I use these. Don't go past the 3rd or 4th hole on the servo arm because you will have to enlarge the holes quite a bit. Just go slow and keep it centered and you won't have any problems. Snug the nut down until the stopper doesn't rock but still moves freely on the arm.

https://store.flitetest.com/search?cID=&s=linkage+stopper
 

FastCrash45

Well-known member
#14
Buy not centering your servos you loose resolution in one direction in other words your control surfaces will have more movement on one direction then the other and not at the same rate because of the control arm. Always center your servo before attaching control rods weather you use linkage stoppers or not, then adjust in the radio so travel is the same in both directions.

Ailerons using dual servos and not centering servos before control rod installation will add in differential in the ailerons which you may not want.

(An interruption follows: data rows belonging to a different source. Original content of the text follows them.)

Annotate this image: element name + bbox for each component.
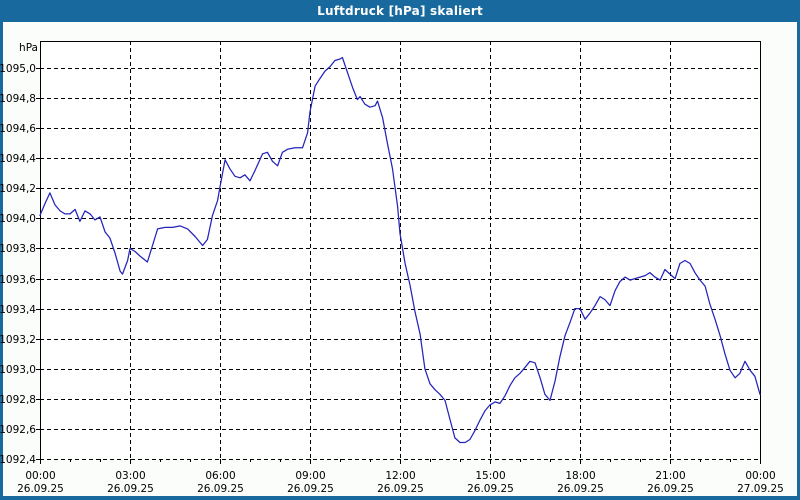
y-tick-label: 1094,8	[0, 93, 36, 105]
x-date-label: 26.09.25	[197, 483, 244, 495]
window-border-bottom	[0, 496, 800, 500]
x-date-label: 26.09.25	[467, 483, 514, 495]
x-time-label: 12:00	[385, 470, 415, 482]
window-titlebar[interactable]: Luftdruck [hPa] skaliert	[0, 0, 800, 22]
x-time-label: 18:00	[565, 470, 595, 482]
window-border-right	[797, 22, 800, 500]
y-tick-label: 1093,6	[0, 274, 36, 286]
x-time-label: 15:00	[475, 470, 505, 482]
window-title: Luftdruck [hPa] skaliert	[317, 4, 483, 18]
y-tick-label: 1095,0	[0, 63, 36, 75]
x-time-label: 09:00	[295, 470, 325, 482]
x-date-label: 26.09.25	[287, 483, 334, 495]
x-date-label: 26.09.25	[557, 483, 604, 495]
x-time-label: 00:00	[745, 470, 775, 482]
x-date-label: 26.09.25	[377, 483, 424, 495]
y-tick-label: 1094,4	[0, 153, 36, 165]
y-tick-label: 1093,8	[0, 243, 36, 255]
x-date-label: 26.09.25	[647, 483, 694, 495]
x-time-label: 21:00	[655, 470, 685, 482]
plot-area	[40, 41, 760, 459]
y-axis-unit-label: hPa	[19, 42, 38, 54]
y-tick-label: 1094,6	[0, 123, 36, 135]
x-time-label: 00:00	[25, 470, 55, 482]
y-tick-label: 1092,6	[0, 424, 36, 436]
x-time-label: 06:00	[205, 470, 235, 482]
y-tick-label: 1092,8	[0, 394, 36, 406]
y-tick-label: 1093,4	[0, 304, 36, 316]
x-date-label: 26.09.25	[107, 483, 154, 495]
x-date-label: 26.09.25	[17, 483, 64, 495]
y-tick-label: 1092,4	[0, 454, 36, 466]
x-date-label: 27.09.25	[737, 483, 784, 495]
y-tick-label: 1094,2	[0, 183, 36, 195]
y-tick-label: 1093,2	[0, 334, 36, 346]
pressure-series-line	[39, 56, 761, 444]
x-time-label: 03:00	[115, 470, 145, 482]
y-tick-label: 1094,0	[0, 213, 36, 225]
window-border-left	[0, 22, 3, 500]
y-tick-label: 1093,0	[0, 364, 36, 376]
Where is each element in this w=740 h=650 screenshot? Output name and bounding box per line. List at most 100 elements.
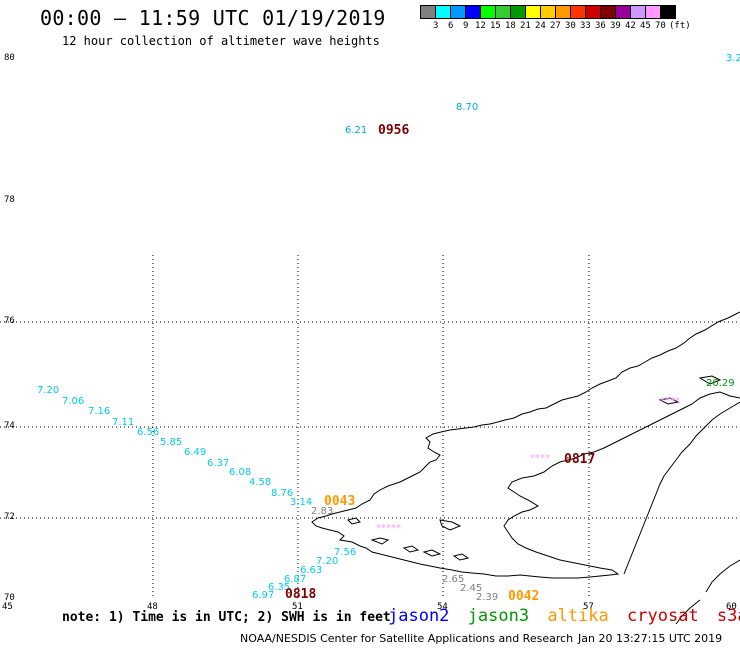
lat-label-72: 72 <box>4 512 15 522</box>
color-swatch <box>585 5 601 19</box>
legend-altika: altika <box>547 606 609 626</box>
swh-label: 6.21 <box>345 125 367 136</box>
swh-label: 7.56 <box>334 547 356 558</box>
swh-label: 2.45 <box>460 583 482 594</box>
color-scale-tick: 15 <box>490 21 501 31</box>
pass-time-label: 0956 <box>378 123 409 138</box>
swh-label: ***** <box>376 523 401 534</box>
swh-label: 2.39 <box>476 592 498 603</box>
swh-label: 20.29 <box>706 378 735 389</box>
color-scale-swatches <box>420 5 676 19</box>
lon-tick-labels: 45 48 51 54 57 60 <box>2 602 737 612</box>
pass-times: 0956 0817 0043 0042 0818 <box>285 123 595 604</box>
color-swatch <box>525 5 541 19</box>
swh-label: 7.16 <box>88 406 110 417</box>
swh-label: 6.56 <box>137 427 159 438</box>
pass-time-label: 0817 <box>564 452 595 467</box>
color-swatch <box>615 5 631 19</box>
footer-note: note: 1) Time is in UTC; 2) SWH is in fe… <box>62 610 391 625</box>
legend-cryosat: cryosat <box>627 606 699 626</box>
color-swatch <box>600 5 616 19</box>
generated-timestamp: Jan 20 13:27:15 UTC 2019 <box>578 632 723 645</box>
color-swatch <box>465 5 481 19</box>
swh-label: 6.08 <box>229 467 251 478</box>
color-scale-tick: 12 <box>475 21 486 31</box>
lon-label-54: 54 <box>437 602 448 612</box>
swh-label: 3.2 <box>726 53 740 64</box>
color-scale-tick: 36 <box>595 21 606 31</box>
swh-label: **** <box>530 453 550 464</box>
color-scale-tick: 3 <box>433 21 439 31</box>
swh-label: 6.49 <box>184 447 206 458</box>
graticule <box>0 255 740 598</box>
swh-label: 6.37 <box>207 458 229 469</box>
color-scale-tick: 30 <box>565 21 576 31</box>
color-swatch <box>480 5 496 19</box>
color-swatch <box>435 5 451 19</box>
color-swatch <box>510 5 526 19</box>
lon-label-48: 48 <box>147 602 158 612</box>
color-swatch <box>450 5 466 19</box>
swh-label: 3.14 <box>290 497 312 508</box>
color-scale-tick: 24 <box>535 21 546 31</box>
lat-label-70: 70 <box>4 593 15 603</box>
swh-label: 2.65 <box>442 574 464 585</box>
color-swatch <box>495 5 511 19</box>
page-subtitle: 12 hour collection of altimeter wave hei… <box>62 34 380 48</box>
pass-time-label: 0818 <box>285 587 316 602</box>
color-scale-tick: 21 <box>520 21 531 31</box>
pass-time-label: 0042 <box>508 589 539 604</box>
color-swatch <box>570 5 586 19</box>
color-scale-tick: 39 <box>610 21 621 31</box>
credit-line: NOAA/NESDIS Center for Satellite Applica… <box>240 632 574 645</box>
lat-label-80: 80 <box>4 53 15 63</box>
legend-jason3: jason3 <box>467 606 530 626</box>
color-swatch <box>420 5 436 19</box>
color-swatch <box>660 5 676 19</box>
swh-label: 6.63 <box>300 565 322 576</box>
swh-label: 7.11 <box>112 417 134 428</box>
lon-label-45: 45 <box>2 602 13 612</box>
color-swatch <box>540 5 556 19</box>
swh-label: 6.97 <box>252 590 274 601</box>
swh-label: 6.87 <box>284 574 306 585</box>
color-scale-tick: 33 <box>580 21 591 31</box>
swh-observations: 3.2 8.70 6.21 7.20 7.06 7.16 7.11 6.56 5… <box>37 53 740 603</box>
swh-label: 7.20 <box>37 385 59 396</box>
legend-s3a: s3a <box>716 606 740 626</box>
greenland-coastline <box>311 311 740 625</box>
color-scale-tick: 42 <box>625 21 636 31</box>
pass-time-label: 0043 <box>324 494 355 509</box>
swh-label: 2.83 <box>311 506 333 517</box>
lat-label-78: 78 <box>4 195 15 205</box>
swh-label: 8.70 <box>456 102 478 113</box>
swh-label: **** <box>660 396 680 407</box>
lat-label-76: 76 <box>4 316 15 326</box>
color-scale-labels: 3 6 9 12 15 18 21 24 27 30 33 36 39 42 45 70 (ft) <box>420 19 691 33</box>
color-scale-tick: 45 <box>640 21 651 31</box>
swh-label: 7.06 <box>62 396 84 407</box>
color-scale-tick: 6 <box>448 21 454 31</box>
page-title: 00:00 – 11:59 UTC 01/19/2019 <box>40 6 386 30</box>
swh-label: 8.76 <box>271 488 293 499</box>
legend-jason2: jason2 <box>388 606 450 626</box>
lon-label-51: 51 <box>292 602 303 612</box>
color-swatch <box>555 5 571 19</box>
color-swatch <box>630 5 646 19</box>
color-scale-tick: 27 <box>550 21 561 31</box>
lon-label-60: 60 <box>726 602 737 612</box>
color-scale-unit: (ft) <box>669 21 691 31</box>
satellite-legend: jason2 jason3 altika cryosat s3a <box>388 606 740 626</box>
swh-label: 4.58 <box>249 477 271 488</box>
swh-label: 6.35 <box>268 582 290 593</box>
color-scale-tick: 70 <box>655 21 666 31</box>
color-swatch <box>645 5 661 19</box>
color-scale: 3 6 9 12 15 18 21 24 27 30 33 36 39 42 45 70 (ft) <box>420 5 691 33</box>
lat-label-74: 74 <box>4 421 15 431</box>
color-scale-tick: 9 <box>463 21 469 31</box>
swh-label: 5.85 <box>160 437 182 448</box>
lon-label-57: 57 <box>583 602 594 612</box>
swh-label: 7.20 <box>316 556 338 567</box>
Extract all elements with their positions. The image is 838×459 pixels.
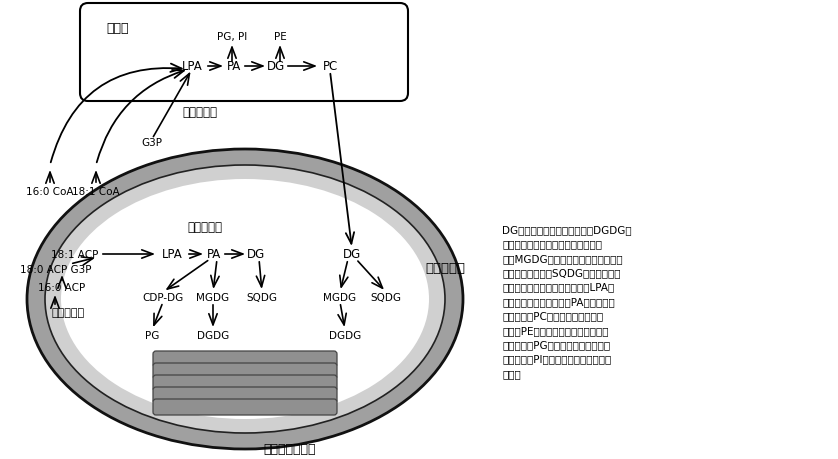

Always try and set up your servos so the control arm is centered with out any radio changes first, if not possible then use radio inputs to center the servo.
Might want a tiny drop of locktite on the nut or put a drop of CA to keep the nut from coming loose over time.
 

Merv

Well-known member
#15
Those sound great. Do you have a link for some that would fit appropriately for the tiny trainer?
Any similar size music wire will work. My local hardware store has a good selection and many larger Big Box stores, like Lowes, also carry it. Myself I think the wire in FT kits is too small. I prefer thicker stuff, I use utility or tile marking flags for pushrods. I can get 100 for about $10. One flag will make all the push rods I need for one plane.
 

Wildthing

Well-known member
#17
Any similar size music wire will work. My local hardware store has a good selection and many larger Big Box stores, like Lowes, also carry it. Myself I think the wire in FT kits is too small. I prefer thicker stuff, I use utility or tile marking flags for pushrods. I can get 100 for about $10. One flag will make all the push rods I need for one plane.
Haven't done it myself but I know of some guys using the spokes from old bicycles as pushrods.